Costs and staffing issues named as reasons for slow take-up
Smaller practices are lagging behind their larger peers when it comes to using BIM on their projects.
A major BD survey of more than 300 firms reveals that two-thirds of those surveyed have used BIM on a project before.
Over 90% of firms with a turnover of £10 million or more say they have used BIM but this figure falls away sharply for smaller practices – with more than four out of 10 firms with a turnover between £250,000 and £1 million saying they hadn’t used BIM.
For firms with a workload of between £250,000 and £500,000, the figure for those not having used BIM rises to close to half.
Smaller firms say higher costs, finding the right people and lack of client interest are the biggest reasons why they haven’t used BIM.
And the survey also reveals that more firms don’t think BIM will help them secure higher fees and revenues through developing an expertise in BIM – with 44% answering no, compared to 42% who answered yes.
Russell Curtis, a director with RCKa Architects, said he was surprised smaller practices were slow to embrace BIM – and warned they should so before it is too late.
“It’s far more challenging and costly as a larger practice to switch from one platform to another, so it’s somewhat surprising that smaller firms have resisted making this leap,” he said. “I wonder whether this is partly to do with scepticism about the benefits that BIM can bring to a small practice but those that ignore the opportunities that it provides will struggle to compete as adoption becomes more commonplace.”

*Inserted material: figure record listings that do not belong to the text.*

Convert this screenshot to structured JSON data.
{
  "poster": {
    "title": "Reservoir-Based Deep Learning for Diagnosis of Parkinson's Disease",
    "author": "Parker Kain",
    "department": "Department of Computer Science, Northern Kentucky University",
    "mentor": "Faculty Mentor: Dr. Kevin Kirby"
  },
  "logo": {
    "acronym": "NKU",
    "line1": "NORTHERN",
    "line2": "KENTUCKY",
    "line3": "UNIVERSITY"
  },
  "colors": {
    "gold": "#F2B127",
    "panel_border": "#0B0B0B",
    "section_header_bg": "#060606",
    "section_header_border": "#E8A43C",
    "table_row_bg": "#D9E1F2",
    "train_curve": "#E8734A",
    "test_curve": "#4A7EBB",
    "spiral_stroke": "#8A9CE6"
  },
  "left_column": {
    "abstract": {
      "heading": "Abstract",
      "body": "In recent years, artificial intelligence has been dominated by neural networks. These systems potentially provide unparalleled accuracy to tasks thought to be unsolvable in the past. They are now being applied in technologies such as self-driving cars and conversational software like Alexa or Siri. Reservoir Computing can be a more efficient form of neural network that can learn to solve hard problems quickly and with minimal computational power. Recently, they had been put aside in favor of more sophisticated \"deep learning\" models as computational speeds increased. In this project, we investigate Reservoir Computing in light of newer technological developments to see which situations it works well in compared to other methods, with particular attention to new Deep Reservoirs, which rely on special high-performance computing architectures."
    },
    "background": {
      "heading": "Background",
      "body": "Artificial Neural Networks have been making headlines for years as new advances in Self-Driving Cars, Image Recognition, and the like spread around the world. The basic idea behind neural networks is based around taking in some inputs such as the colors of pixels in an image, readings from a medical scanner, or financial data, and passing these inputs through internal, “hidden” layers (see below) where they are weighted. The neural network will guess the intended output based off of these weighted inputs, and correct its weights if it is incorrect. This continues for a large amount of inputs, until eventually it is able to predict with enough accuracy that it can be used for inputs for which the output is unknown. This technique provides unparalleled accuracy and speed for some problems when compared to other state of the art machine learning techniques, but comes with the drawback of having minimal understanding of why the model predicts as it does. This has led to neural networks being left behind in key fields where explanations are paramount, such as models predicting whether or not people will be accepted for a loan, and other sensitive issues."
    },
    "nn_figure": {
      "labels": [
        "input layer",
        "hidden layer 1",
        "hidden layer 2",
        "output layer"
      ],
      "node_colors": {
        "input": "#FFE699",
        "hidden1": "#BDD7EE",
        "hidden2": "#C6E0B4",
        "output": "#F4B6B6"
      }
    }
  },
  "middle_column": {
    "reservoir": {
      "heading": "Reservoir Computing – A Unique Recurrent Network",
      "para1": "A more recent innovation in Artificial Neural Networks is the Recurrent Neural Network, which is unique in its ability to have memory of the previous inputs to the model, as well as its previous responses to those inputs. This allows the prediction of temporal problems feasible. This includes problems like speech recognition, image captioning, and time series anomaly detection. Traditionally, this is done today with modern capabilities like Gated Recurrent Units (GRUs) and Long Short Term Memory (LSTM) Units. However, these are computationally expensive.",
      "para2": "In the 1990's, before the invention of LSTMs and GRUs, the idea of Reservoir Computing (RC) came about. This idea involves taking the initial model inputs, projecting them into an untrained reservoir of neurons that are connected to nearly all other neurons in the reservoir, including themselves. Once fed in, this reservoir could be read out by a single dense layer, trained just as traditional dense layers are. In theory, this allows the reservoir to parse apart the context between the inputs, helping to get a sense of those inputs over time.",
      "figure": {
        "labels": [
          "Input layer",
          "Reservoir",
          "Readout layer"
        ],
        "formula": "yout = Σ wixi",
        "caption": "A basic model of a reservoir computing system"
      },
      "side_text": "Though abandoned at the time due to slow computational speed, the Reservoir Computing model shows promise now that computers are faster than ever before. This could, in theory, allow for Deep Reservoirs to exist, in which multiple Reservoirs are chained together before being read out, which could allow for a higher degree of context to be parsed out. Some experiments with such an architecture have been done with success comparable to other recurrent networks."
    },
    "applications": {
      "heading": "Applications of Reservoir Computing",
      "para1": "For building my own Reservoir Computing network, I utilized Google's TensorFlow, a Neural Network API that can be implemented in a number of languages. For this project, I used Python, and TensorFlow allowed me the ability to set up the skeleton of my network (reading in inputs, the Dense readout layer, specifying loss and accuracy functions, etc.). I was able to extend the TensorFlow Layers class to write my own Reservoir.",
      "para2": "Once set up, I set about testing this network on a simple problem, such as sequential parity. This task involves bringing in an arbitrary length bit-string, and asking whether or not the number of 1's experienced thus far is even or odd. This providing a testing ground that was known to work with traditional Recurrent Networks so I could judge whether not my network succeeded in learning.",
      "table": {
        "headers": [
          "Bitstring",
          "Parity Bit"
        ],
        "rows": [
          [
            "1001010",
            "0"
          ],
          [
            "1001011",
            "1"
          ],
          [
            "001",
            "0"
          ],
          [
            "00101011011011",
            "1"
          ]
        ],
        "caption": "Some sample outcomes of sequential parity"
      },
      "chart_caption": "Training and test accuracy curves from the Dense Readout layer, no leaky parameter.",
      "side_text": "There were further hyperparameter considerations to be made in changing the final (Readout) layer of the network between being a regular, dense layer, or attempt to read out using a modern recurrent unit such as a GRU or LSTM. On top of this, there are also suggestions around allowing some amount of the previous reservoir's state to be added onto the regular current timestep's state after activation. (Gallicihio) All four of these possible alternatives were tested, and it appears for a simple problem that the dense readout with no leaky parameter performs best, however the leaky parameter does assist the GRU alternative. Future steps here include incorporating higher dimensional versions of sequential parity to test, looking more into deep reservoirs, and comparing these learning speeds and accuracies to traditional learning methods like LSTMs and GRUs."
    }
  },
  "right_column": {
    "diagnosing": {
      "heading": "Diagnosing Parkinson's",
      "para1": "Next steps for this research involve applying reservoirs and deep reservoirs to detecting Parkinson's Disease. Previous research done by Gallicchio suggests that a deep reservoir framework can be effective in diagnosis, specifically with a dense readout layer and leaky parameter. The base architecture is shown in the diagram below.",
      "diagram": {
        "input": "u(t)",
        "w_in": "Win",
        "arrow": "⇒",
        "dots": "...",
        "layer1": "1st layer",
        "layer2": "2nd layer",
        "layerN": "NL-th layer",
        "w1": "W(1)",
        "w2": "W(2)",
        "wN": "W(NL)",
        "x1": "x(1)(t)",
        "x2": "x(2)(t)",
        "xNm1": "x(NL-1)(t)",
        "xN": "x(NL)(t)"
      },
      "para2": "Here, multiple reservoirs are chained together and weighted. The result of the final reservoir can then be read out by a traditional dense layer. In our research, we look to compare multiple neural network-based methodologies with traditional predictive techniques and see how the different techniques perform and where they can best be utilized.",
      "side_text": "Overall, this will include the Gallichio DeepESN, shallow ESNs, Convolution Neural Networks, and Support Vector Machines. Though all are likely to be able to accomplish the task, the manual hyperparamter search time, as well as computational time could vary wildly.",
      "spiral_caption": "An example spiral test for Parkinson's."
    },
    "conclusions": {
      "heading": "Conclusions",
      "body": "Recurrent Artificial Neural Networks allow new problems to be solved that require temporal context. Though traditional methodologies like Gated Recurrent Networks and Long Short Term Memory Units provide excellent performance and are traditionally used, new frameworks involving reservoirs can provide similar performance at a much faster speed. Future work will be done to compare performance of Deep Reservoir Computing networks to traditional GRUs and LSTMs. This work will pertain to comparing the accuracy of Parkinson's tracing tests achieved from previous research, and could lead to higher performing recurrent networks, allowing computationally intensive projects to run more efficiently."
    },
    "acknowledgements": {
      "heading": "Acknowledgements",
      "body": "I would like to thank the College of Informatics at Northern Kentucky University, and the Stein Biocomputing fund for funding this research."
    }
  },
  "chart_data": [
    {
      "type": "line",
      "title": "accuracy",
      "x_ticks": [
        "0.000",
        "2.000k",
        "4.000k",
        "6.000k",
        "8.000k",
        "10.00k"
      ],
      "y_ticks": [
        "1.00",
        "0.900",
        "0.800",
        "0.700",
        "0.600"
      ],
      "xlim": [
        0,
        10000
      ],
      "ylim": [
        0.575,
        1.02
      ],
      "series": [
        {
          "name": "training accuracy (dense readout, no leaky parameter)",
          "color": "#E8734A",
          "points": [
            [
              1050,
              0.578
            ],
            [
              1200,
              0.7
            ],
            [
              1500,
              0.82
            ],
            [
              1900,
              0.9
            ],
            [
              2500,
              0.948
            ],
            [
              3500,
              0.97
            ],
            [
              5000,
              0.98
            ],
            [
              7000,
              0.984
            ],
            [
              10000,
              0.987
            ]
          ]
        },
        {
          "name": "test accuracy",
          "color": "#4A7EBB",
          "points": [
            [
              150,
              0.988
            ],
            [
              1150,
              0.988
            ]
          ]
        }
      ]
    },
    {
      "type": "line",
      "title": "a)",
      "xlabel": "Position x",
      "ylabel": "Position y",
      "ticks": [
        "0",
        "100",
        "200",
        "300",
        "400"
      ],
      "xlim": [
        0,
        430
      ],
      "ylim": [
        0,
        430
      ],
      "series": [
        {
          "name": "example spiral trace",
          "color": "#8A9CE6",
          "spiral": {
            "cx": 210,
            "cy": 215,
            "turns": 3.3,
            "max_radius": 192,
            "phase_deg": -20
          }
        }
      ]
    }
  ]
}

And Hawkins Brown’s project delivery director Nigel Ostime said firms should wear the upfront costs now to reap the benefits down the line.
“Architects will need the capacity to bear the initial investment [but they will be] able to deliver greater value to their clients and higher profit margins through lower cost.”
Other results from the survey show that architects believe it is their profession which is leading the take-up of BIM throughout the construction industry.
The profession scored one third of the answers when asked who was driving the adoption of BIM in the project team and more than half said it was architects who were most likely to take on the role of BIM co-ordinator on a project.
“The adoption of BIM allows architects to reclaim their position as the linchpin of the design team,” Curtis added.
By 2016, all centrally procured government construction projects must be delivered using BIM.